Oh dear, I’m talking about style as if I have one – if I do, it can only be described as why. are. you. using. grammar. to. tell. me. when. you. breathe. if. this. was. a. conversation? Ahh, abusing Mr. Period for fun and games. Oh look, the fun of hyperlinking, there we have a jump straight from my discussion to the first appearance of Mr. Period as a character at Penny Arcade. I suppose there is a “craft” and “style” to online writing, and discovering a personal way to use grammar in those contexts in a way that reads well on a screen can be difficult and does warrant exploration. But of course, talking about it is one of those sins; the first rule of Write Club is you do not talk about Write Club. See what I did there? Pretty punny.
But really, we’re getting all meta- here and no one really ever wants to read that, especially not from someone without any authoritative voice. Heh, even I won’t want to read this so why am I writing it?

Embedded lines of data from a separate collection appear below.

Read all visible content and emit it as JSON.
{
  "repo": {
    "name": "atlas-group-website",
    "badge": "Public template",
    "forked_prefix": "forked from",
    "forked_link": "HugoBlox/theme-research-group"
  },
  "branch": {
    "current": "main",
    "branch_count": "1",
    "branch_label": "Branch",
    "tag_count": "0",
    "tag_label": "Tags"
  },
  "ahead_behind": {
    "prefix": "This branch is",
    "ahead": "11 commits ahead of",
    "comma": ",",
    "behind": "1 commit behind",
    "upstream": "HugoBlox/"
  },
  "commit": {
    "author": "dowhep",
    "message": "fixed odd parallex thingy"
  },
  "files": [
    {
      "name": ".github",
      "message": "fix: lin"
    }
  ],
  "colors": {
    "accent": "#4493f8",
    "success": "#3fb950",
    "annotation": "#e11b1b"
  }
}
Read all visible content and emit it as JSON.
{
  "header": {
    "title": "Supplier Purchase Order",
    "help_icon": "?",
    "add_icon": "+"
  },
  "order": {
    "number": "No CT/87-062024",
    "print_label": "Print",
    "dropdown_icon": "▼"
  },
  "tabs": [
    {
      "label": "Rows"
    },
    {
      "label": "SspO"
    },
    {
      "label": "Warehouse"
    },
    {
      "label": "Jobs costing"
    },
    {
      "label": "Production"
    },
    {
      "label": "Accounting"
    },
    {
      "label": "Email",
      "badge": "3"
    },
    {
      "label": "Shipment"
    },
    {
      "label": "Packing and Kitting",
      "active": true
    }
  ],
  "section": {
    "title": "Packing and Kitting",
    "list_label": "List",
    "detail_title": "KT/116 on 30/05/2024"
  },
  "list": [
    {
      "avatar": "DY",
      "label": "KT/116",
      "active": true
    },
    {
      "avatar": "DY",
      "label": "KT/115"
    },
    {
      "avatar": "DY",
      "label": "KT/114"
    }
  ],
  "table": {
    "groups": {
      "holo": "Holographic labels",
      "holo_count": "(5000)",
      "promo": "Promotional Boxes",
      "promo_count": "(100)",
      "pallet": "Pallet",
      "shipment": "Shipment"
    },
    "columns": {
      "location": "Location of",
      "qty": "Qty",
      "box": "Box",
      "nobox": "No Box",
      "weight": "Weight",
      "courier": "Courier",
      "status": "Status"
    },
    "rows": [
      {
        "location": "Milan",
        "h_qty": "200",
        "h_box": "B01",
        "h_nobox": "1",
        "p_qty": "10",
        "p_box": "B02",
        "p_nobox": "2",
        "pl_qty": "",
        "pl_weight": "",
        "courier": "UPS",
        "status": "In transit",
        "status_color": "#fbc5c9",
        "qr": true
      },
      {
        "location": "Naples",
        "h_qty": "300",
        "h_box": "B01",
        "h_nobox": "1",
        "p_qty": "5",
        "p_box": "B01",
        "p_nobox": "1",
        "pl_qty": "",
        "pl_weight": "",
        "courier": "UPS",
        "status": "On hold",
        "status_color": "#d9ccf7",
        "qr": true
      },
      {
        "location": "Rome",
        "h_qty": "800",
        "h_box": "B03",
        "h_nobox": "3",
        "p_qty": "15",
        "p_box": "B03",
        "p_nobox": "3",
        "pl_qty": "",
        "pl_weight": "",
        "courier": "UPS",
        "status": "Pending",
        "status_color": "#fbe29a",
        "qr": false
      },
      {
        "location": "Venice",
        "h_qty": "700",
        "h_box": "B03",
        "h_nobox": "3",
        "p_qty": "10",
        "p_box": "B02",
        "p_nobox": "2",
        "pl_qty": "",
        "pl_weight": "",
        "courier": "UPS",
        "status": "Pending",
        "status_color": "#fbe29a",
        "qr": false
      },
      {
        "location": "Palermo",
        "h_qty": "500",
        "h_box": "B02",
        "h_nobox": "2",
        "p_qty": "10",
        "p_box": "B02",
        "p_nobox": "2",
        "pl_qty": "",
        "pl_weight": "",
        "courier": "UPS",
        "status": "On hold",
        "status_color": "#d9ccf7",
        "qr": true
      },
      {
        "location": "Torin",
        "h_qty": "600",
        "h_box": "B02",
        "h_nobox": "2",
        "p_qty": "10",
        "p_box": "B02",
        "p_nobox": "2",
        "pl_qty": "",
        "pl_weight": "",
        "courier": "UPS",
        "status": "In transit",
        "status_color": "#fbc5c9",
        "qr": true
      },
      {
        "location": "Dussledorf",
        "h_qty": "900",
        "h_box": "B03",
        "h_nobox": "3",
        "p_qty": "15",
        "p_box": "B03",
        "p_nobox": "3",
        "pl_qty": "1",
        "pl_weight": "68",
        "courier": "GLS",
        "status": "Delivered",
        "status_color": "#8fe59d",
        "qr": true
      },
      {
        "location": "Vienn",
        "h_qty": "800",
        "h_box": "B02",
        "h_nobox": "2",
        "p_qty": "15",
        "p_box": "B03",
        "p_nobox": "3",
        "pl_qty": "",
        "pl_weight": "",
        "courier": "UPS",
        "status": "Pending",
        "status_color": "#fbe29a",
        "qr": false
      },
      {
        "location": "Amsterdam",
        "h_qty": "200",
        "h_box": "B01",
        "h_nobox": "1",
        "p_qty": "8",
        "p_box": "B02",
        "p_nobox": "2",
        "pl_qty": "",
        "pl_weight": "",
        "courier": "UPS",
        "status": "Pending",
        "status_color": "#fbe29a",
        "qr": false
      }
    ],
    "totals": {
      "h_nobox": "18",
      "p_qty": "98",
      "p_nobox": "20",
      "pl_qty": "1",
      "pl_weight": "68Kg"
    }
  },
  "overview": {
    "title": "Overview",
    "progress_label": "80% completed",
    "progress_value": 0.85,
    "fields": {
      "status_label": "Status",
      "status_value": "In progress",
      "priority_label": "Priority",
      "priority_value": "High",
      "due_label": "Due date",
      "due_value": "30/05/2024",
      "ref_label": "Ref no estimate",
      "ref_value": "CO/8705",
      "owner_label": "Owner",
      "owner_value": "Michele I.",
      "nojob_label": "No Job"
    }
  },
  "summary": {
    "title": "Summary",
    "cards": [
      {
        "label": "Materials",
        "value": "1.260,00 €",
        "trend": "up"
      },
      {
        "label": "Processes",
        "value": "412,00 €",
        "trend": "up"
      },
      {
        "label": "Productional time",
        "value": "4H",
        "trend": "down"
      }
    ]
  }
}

Actually, that’s a good question. So I’m going to spend the rest of my self-mandated 1,000 words today writing about something vaguely interesting.

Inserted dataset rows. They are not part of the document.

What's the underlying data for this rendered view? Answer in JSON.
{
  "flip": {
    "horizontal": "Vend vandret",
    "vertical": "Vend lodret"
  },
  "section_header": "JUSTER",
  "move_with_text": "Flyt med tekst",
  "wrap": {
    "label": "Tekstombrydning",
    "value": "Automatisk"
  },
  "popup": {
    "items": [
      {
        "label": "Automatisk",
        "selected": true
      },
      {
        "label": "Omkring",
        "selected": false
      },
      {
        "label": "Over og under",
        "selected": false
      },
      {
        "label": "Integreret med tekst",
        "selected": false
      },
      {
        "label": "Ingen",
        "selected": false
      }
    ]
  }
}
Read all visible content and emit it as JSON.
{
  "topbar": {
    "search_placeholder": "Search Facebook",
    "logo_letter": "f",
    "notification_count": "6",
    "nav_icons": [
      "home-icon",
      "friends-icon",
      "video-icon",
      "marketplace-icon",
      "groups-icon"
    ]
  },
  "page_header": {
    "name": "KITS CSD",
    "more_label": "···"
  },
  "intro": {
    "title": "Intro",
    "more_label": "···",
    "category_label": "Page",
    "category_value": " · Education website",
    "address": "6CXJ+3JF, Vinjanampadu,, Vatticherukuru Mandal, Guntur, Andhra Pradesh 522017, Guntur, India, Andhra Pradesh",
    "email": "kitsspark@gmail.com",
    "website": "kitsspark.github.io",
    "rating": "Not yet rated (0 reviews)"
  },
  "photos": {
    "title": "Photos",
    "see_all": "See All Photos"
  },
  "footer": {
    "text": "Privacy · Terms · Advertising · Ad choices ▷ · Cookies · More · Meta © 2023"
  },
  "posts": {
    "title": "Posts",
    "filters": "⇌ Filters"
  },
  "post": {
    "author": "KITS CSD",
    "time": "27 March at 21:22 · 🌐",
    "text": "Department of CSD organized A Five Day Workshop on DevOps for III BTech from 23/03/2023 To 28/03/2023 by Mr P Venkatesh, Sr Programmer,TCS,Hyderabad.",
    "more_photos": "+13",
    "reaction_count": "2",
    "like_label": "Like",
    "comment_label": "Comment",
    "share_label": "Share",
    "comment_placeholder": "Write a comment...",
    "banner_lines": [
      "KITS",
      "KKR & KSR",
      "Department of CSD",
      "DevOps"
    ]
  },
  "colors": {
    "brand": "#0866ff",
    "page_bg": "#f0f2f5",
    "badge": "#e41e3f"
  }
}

Oh I know, let’s talk about talk some more! Let’s discuss the other thing we don’t want to talk about; manifestos.
So, a manifesto in the wrong hands is an excuse to get righteous and ranty. It’s a tag you attach to something you’ve written when you look at the world and go “RAGE! Why doesn’t it look like THIS!” and then you start from a few assumptions and make a complete ass out of yourself going from there to a utopia where everyone gets along just fine if only they follow your simple golden rules of 1) RULES, 2) BEHAVIOURS, 3) ??????, 4) UTOPIA!
Not to rage against the whole field of manifestii – there have been some very good influential and well thought out ones in the past. I’m not really talking about those – you know, your favorite manifesto, the one you swear by and that improved the lives of so many people and this and that happened – I’m not talking about that one. No, not at all. There’s no sarcasm in my discounting a manifesto of your choice from my scathing of all of them as literary masturbation.
See, the ones that work, are the ones where there is work put in. Words; of and by themselves do absolutely nothing – they can’t even properly convey a point without further communication and clarification and interpretation. There are no divine Logos that by sheer utterance move mountains. And thank the deities for that. Imagine a world in which words by of and themselves did actual work! It would be absolute madness; we’d have to rope off the entire area and commit all who sin with these blasphemies to some sort of dungeon to toil away in where they couldn’t harm all the rest of us.
And for irony’s sake, let’s say I’m talking about computers and programming languages.
So, my favorite language, of course has now become LISP. Because, the more I learn about computer “science”, and especially the applications there-of, the less science and more alchemy I see involved, and if we have to use language in order to get these machines to do something, why not use a language which is, well, pretty much pure theory? I mean, seriously, LISP is almost ontological – you can implement it in itself, you can implement anything else within it, and there’s all sorts of other geekery involved. The thing to avoid with using LISP, is of course, the ability to start spouting manifestii about how you can implement almost anything.
Oh great, how did I get from nowhere? Umm, train of thought – meta > craft > sin > manifestos > magical writing > irony > LISP > manifestos .. so, now I have to talk about sin > craft > meta. Well, I suppose I just did, because “>” isn’t a proper way to delineate a linked list. And that’s craft, cause linked lists is a programming concept, and that’s meta cause I just described it.
I think I should go now, before I spout something really silly.